Вода струится по ним; некоторое время проходит без слов.
– О да, – говорит Принцип чуть позже. – Это был истинный вклад в развитие мысли. А теперь я принесу тебе пушистое полотенце, и мы вытремся. Думаю, мы вернемся в мою комнатку и еще раз обдумаем наши позиции. Ой, Петвит, какой ты чудный.
– Прости, что у меня нет для тебя уютной спаленки, – продолжает она в уже в гостиной. – Здесь на каждого положено лишь столько-то квадратных метров. Мне проще, я признанная писательница, у меня есть некоторые привилегии. Мне еще везет, у других и такого нет. Мой диван – моя кровать, я поколдую и превращу. Смотри, я просто давлю сюда, и теперь у нас есть кровать, чтобы лежать. Ложись, пожалуйста, она очень удобная. Тебе надо набраться сил. Не забывай, ты только начал, тебе еще много что предстоит сделать в этой стране. Ой, музыка кончилась. Неужели мы так долго были в душе? Ладно, сейчас поставлю еще, тебе какая больше нравится, духовая или струнная? Есть военные марши, не думаю, что ты хочешь их слушать. Есть Вивальди, есть Яначек. Ты предпочитаешь чарующую или печальную? Ну да, конечно, ты говорил мне про свои вкусы, поставлю Вивальди. Все, иду к тебе, милый. Тебе тепло? Нет, не отодвигайся, я хочу встать на коленки и посмотреть на тебя как следует. Такой худой, тебя почти что и нет. Твои чудесные мокрые волосы, худая белая грудь, такие стройные бедры – я правильно говорю? – и какой хороший подарочек для меня посередине. Знаешь, Петвит, ты маленькую чуточку красивый. А я тебе нравлюсь? Сверху я очень хороша, а вот животик у меня, наверное, на твой вкус чересчур круглый. Здесь мы считаем, что привлекательная женщина должна быть полной. Это наша культурная особенность, на Западе не так. Все женщины плоские как доска, не забывай, я там бывала. И в любом случае я худею.

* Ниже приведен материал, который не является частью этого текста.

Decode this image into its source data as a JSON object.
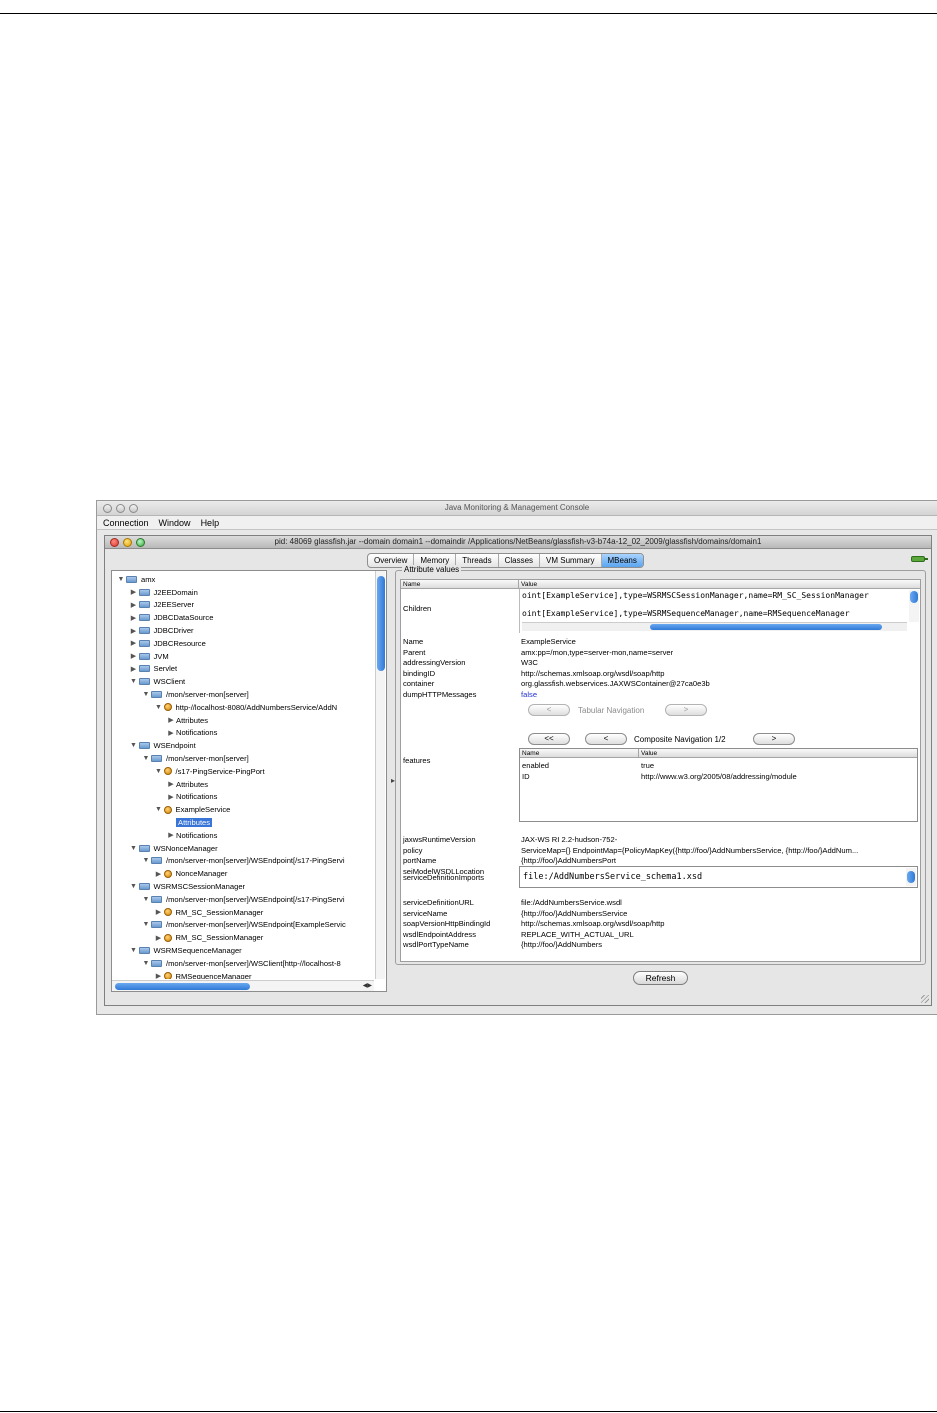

Может быть, я понравлюсь тебе больше, когда мы встретимся в другой раз? Ты веришь, что мы еще встретимся? Или ты скоро вернешься в свою страну и совсем про меня забудешь?
– Нет, – отвечает Петворт, лежа на диване, который волшебным образом превратился в кровать, упираясь головой в книжки, глядя снизу вверх на Катю Принцип, которая, опершись на локоть, смотрит ему в лицо.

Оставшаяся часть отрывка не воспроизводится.